Además de ayudar a entender complejidades como la que generó el DDT en Estados Unidos, los cascarones son valiosos por varias razones. En palabras de Cuervo, representan una parte extendida del cuerpo de las aves. Para ser más precisos, permiten comprender detalles del ciclo reproductivo de los pájaros.

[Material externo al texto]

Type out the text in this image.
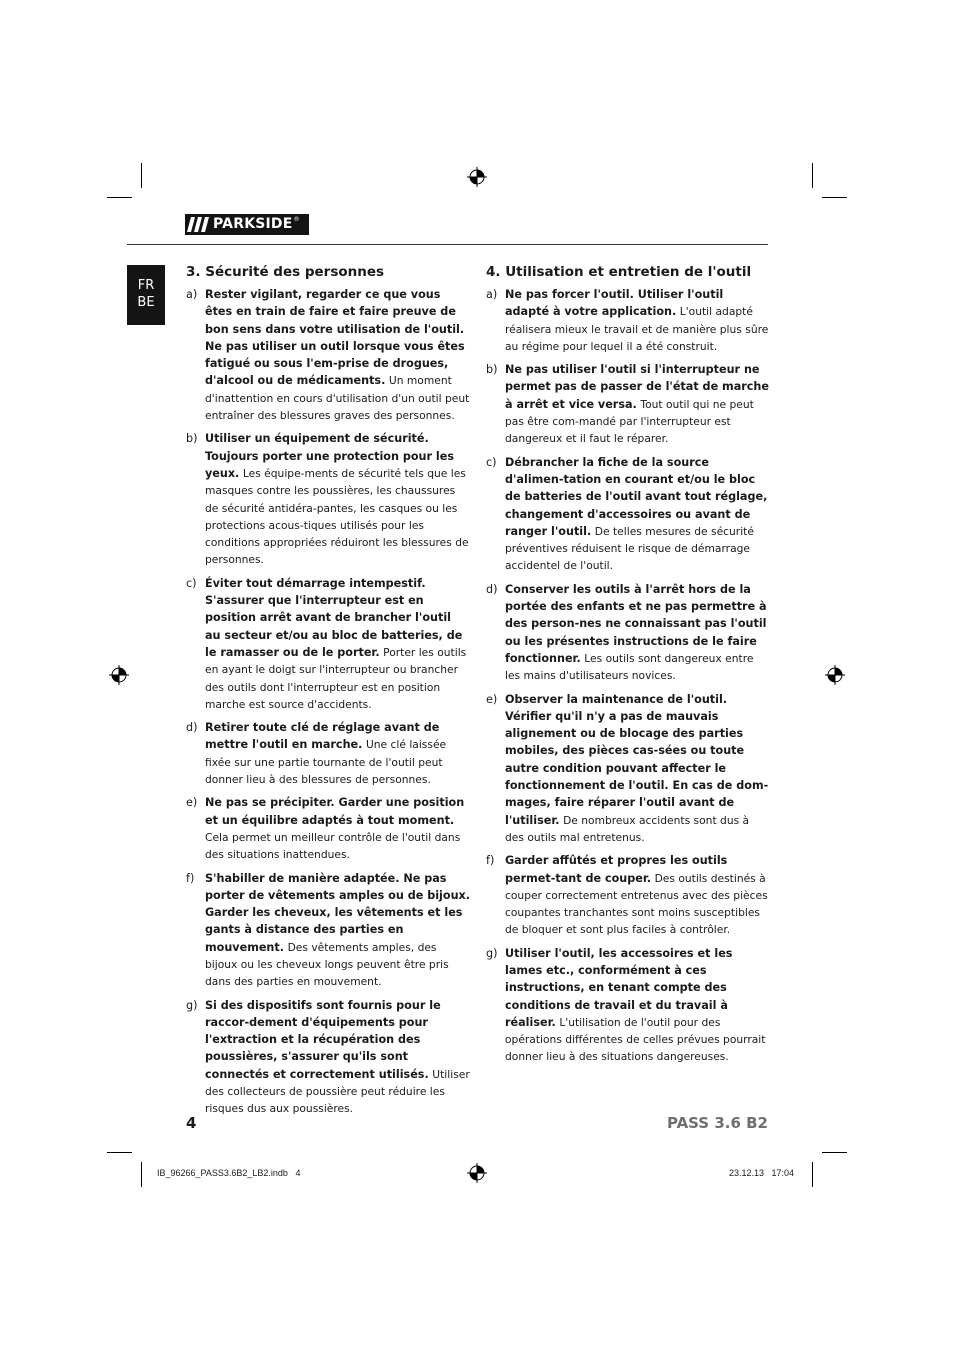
PARKSIDE ®
FR
BE
3. Sécurité des personnes
a) Rester vigilant, regarder ce que vous êtes en train de faire et faire preuve de bon sens dans votre utilisation de l'outil. Ne pas utiliser un outil lorsque vous êtes fatigué ou sous l'em-prise de drogues, d'alcool ou de médicaments. Un moment d'inattention en cours d'utilisation d'un outil peut entraîner des blessures graves des personnes.
b) Utiliser un équipement de sécurité. Toujours porter une protection pour les yeux. Les équipe-ments de sécurité tels que les masques contre les poussières, les chaussures de sécurité antidéra-pantes, les casques ou les protections acous-tiques utilisés pour les conditions appropriées réduiront les blessures de personnes.
c) Éviter tout démarrage intempestif. S'assurer que l'interrupteur est en position arrêt avant de brancher l'outil au secteur et/ou au bloc de batteries, de le ramasser ou de le porter. Porter les outils en ayant le doigt sur l'interrupteur ou brancher des outils dont l'interrupteur est en position marche est source d'accidents.
d) Retirer toute clé de réglage avant de mettre l'outil en marche. Une clé laissée fixée sur une partie tournante de l'outil peut donner lieu à des blessures de personnes.
e) Ne pas se précipiter. Garder une position et un équilibre adaptés à tout moment. Cela permet un meilleur contrôle de l'outil dans des situations inattendues.
f) S'habiller de manière adaptée. Ne pas porter de vêtements amples ou de bijoux. Garder les cheveux, les vêtements et les gants à distance des parties en mouvement. Des vêtements amples, des bijoux ou les cheveux longs peuvent être pris dans des parties en mouvement.
g) Si des dispositifs sont fournis pour le raccor-dement d'équipements pour l'extraction et la récupération des poussières, s'assurer qu'ils sont connectés et correctement utilisés. Utiliser des collecteurs de poussière peut réduire les risques dus aux poussières.
4. Utilisation et entretien de l'outil
a) Ne pas forcer l'outil. Utiliser l'outil adapté à votre application. L'outil adapté réalisera mieux le travail et de manière plus sûre au régime pour lequel il a été construit.
b) Ne pas utiliser l'outil si l'interrupteur ne permet pas de passer de l'état de marche à arrêt et vice versa. Tout outil qui ne peut pas être com-mandé par l'interrupteur est dangereux et il faut le réparer.
c) Débrancher la fiche de la source d'alimen-tation en courant et/ou le bloc de batteries de l'outil avant tout réglage, changement d'accessoires ou avant de ranger l'outil. De telles mesures de sécurité préventives réduisent le risque de démarrage accidentel de l'outil.
d) Conserver les outils à l'arrêt hors de la portée des enfants et ne pas permettre à des person-nes ne connaissant pas l'outil ou les présentes instructions de le faire fonctionner. Les outils sont dangereux entre les mains d'utilisateurs novices.
e) Observer la maintenance de l'outil. Vérifier qu'il n'y a pas de mauvais alignement ou de blocage des parties mobiles, des pièces cas-sées ou toute autre condition pouvant affecter le fonctionnement de l'outil. En cas de dom-mages, faire réparer l'outil avant de l'utiliser. De nombreux accidents sont dus à des outils mal entretenus.
f) Garder affûtés et propres les outils permet-tant de couper. Des outils destinés à couper correctement entretenus avec des pièces coupantes tranchantes sont moins susceptibles de bloquer et sont plus faciles à contrôler.
g) Utiliser l'outil, les accessoires et les lames etc., conformément à ces instructions, en tenant compte des conditions de travail et du travail à réaliser. L'utilisation de l'outil pour des opérations différentes de celles prévues pourrait donner lieu à des situations dangereuses.
4	PASS 3.6 B2
IB_96266_PASS3.6B2_LB2.indb   4	23.12.13   17:04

El análisis de un huevo puede ser, por ejemplo, un camino para entender cómo el cambio climático podría afectar a ciertos tipos de aves. Su estudio ayuda a comprender el estrés que sufrirían ciertas alturas.

“Un huevo es básicamente un embrión. Tiene todos los componentes para que una célula se desarrolle. A través de los poros del cascarón consume oxígeno que permite formar nuevos tejidos y, a su vez, libera CO2. Entonces, cuando hay cambios de temperatura, las condiciones con las cuales evolucionó una especie para intercambiar gases pueden variar. Es posible que a 2.500 metros tengas una comunidad muy sana de aves, pero es probable que en 50 años no estén ahí”, explica.

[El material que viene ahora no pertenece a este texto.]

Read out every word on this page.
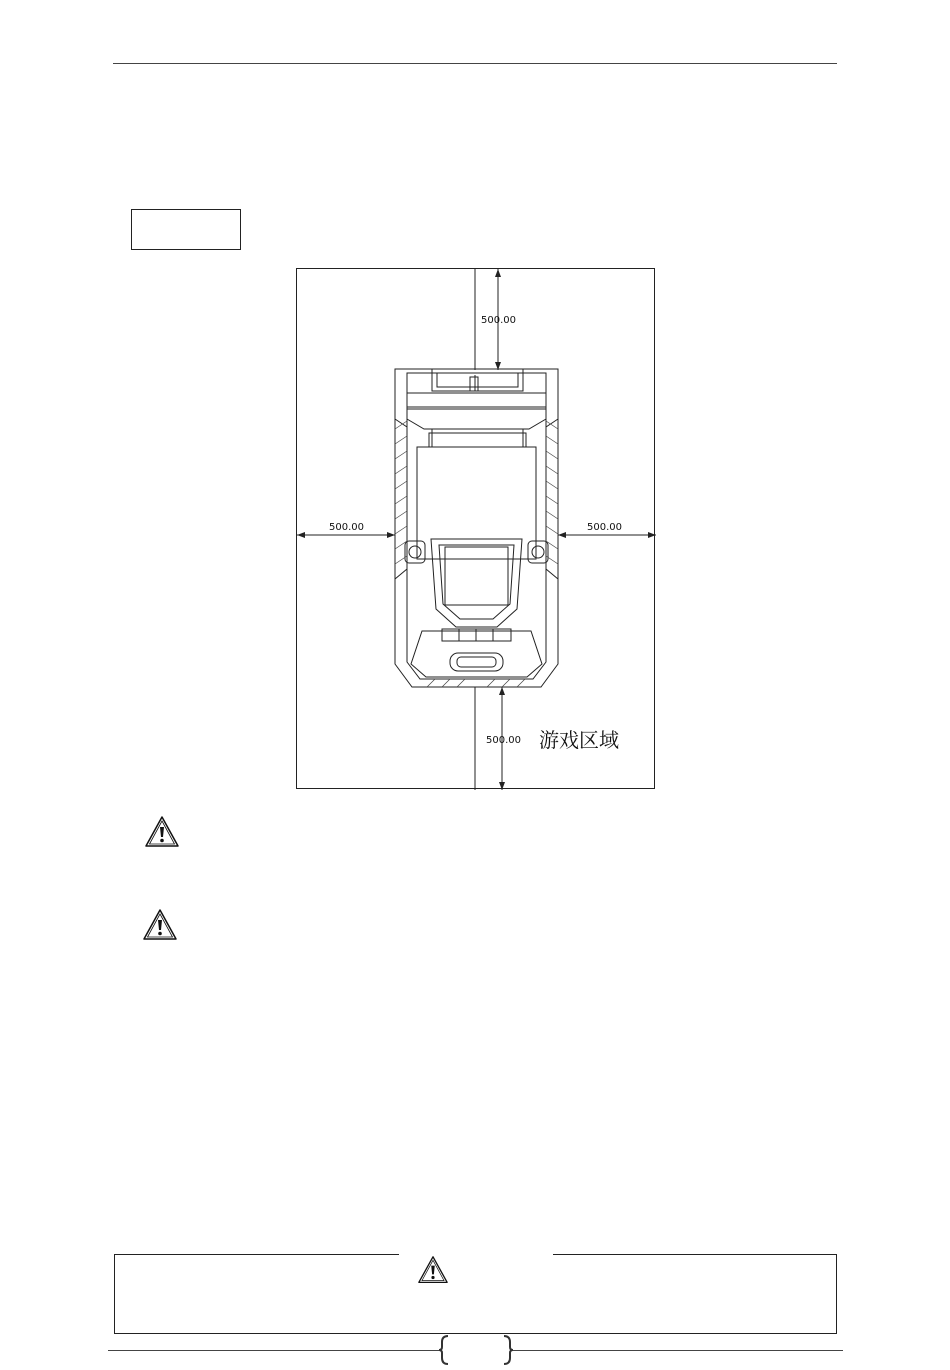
500.00
500.00	500.00
500.00 游戏区域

Las vías para estudiar huevos son muy diversas. Gustavo Adolfo Londoño, profesor de la Facultad de Ciencias Naturales de la Universidad Icesi, es una de las personas que las han explorado. Durante ocho años, como parte de su doctorado, se dedicó a buscar nidos de aves en alta montaña. Lo hizo en el Parque Nacional del Manu (Perú), donde recolectó cerca de 4.300 nidos con la ayuda de 200 asistentes. “Estos trabajos permiten hacer comparaciones de color, de pigmentación o del grosor de la cáscara. Específicamente, lo que queríamos, junto a David Ocampo, era ver el número de poros en los huevos”, cuenta.

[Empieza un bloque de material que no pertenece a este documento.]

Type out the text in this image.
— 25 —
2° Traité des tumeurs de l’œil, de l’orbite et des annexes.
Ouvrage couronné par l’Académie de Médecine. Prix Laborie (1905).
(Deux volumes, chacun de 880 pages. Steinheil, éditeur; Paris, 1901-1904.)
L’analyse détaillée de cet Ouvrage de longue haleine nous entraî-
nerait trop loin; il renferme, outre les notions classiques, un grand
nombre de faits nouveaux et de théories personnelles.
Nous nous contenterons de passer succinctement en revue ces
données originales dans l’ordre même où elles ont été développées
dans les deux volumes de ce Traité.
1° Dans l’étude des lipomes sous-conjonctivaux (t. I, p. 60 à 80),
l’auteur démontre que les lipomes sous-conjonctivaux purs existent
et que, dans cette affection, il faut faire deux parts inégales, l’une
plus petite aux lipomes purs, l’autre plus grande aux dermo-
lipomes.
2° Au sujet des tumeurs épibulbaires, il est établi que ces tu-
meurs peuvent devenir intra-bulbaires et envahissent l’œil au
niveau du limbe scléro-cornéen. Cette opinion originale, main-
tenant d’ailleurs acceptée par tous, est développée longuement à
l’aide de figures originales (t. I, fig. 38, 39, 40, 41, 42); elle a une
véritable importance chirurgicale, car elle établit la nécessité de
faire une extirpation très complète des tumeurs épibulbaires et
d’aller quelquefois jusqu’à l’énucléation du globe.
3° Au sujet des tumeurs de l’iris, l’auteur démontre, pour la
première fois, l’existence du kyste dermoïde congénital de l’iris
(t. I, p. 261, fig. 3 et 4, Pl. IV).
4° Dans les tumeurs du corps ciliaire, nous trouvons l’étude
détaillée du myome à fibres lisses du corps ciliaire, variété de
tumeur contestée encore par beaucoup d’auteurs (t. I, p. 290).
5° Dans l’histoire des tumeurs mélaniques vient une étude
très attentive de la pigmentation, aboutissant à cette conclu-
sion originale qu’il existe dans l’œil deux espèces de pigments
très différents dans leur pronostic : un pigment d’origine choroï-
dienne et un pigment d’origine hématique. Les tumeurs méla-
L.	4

Hoy, Londoño, junto a otros investigadores, planea un proyecto similar en Colombia. La idea es que durante 10 años recolecten información de los comportamientos de las aves y de sus huevos. Temperatura de los nidos, el tiempo en el que una especie se demora por fuera de ellos o el tiempo que tarda incubando son algunos de los detalles que espera registrar para entender mejor el comportamiento de los pájaros a diferentes elevaciones. “También quiere hacer una recolección de huevos en el Pacífico. Es uno de los departamentos en donde menos hay información”.

Andrés tiene una buena manera de resumir la trascendencia de estos caminos de investigación. Aunque Cornelius Marinkelle falleció en 2012, dejó con su donación una colección que simboliza una de las principales características de la ciencia: “Tener elementos para verificar y revisar la información múltiples veces. Es algo muy difícil de reemplazar”.

Huevos de un tejedor común (“Ploceus collaris”) recolectados en junio de 1953.